The computer-generated peeks inside show off the building's adaptability. The Met will have a peak capacity of 3,500 — making it about 1,000 bodies bigger than the preponderance of the Philadelphia market's midsize spaces, such as the Fillmore, Electric Factory, Verizon Hall at the Kimmel Center, the Academy of Music and Tower Theatre in Upper Darby. But, as the renderings show, The Met will be able to cater to cushy-chaired crowds in reserve-seating settings, while also opening up the floor to general-admission crowds for rowdier rock, R&B, and dance music acts, and adapting a tables-and-chairs floor plan for awards shows and supper club-style attractions.
Along with concerts, The Met plans to host "large Cirque or theatrical productions" under its 100-foot-high ceiling, as well as corporate events and boxing matches. In addition to the main room, there are lots of other more-intimate spaces throughout the vast building.
Images have been released of the main lobby with its to-be-restored original terrazzo floor and the classy looking Grand Salle, with chandeliers hanging from its barrel vault ceiling. That upstairs room with serve as a preshow and postshow lounge, with food by chef Jean Marie-Lacroix's Brulee Catering.

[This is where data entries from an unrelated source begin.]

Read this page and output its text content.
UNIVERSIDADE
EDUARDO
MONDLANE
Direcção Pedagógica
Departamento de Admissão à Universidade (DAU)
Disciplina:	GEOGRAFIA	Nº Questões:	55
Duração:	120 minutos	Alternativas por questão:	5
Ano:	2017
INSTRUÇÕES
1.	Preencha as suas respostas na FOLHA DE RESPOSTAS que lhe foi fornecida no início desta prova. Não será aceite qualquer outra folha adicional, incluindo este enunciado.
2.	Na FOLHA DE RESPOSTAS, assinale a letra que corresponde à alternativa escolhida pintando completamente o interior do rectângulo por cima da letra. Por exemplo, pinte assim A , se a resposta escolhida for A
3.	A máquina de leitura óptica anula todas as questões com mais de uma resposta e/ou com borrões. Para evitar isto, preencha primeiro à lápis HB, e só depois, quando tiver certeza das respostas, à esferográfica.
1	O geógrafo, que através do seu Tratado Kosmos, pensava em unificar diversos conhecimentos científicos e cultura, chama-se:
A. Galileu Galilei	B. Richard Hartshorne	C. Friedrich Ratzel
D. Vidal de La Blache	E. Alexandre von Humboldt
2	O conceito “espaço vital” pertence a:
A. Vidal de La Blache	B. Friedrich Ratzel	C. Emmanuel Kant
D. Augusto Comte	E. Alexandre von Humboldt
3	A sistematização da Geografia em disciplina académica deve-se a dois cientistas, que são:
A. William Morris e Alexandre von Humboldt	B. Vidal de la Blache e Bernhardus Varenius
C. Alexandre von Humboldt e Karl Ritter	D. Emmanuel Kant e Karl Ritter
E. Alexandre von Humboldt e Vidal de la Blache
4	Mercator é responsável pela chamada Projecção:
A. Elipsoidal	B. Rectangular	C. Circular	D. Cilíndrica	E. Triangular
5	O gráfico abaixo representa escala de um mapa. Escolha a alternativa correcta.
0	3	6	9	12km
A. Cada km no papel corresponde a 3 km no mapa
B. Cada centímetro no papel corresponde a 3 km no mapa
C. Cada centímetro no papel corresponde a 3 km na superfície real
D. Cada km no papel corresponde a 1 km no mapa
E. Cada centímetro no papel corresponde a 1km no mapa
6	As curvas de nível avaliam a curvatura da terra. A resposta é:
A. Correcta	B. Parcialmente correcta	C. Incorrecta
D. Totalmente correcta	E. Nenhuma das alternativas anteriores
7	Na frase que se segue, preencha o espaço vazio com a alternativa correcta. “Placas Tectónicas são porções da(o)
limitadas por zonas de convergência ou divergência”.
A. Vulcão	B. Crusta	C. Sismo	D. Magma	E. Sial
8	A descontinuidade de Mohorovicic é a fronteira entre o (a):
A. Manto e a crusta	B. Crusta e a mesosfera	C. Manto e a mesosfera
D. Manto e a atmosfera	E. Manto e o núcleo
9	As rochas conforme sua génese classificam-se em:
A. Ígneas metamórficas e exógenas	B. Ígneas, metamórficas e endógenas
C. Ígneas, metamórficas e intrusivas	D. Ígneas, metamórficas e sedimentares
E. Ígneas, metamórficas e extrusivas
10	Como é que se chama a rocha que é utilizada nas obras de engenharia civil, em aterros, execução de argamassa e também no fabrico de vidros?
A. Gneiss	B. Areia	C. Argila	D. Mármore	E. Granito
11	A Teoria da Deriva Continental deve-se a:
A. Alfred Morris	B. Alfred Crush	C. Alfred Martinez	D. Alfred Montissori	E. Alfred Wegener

Two shows at the Met have been announced so far, not as grand-opening events, but they are representative of the kind of shows that are planned to keep the Francisville building busy throughout the year. They are English songwriter James Bay on March 9 of next year and Dancing With the Stars hoofer Derek Hough on June 14. Tickets for both shows are on sale on Ticketmaster.
Expect more marquee names to be announced in the coming months to make a bigger splash when the venue opens this winter, probably with large-drawing acts playing multiple nights. When plans for The Met's revival were announced in 2017, local Live Nation head Geoff Gordon mentioned Jill Scott, Kevin Hart, and Mary J. Blige as potential headliners.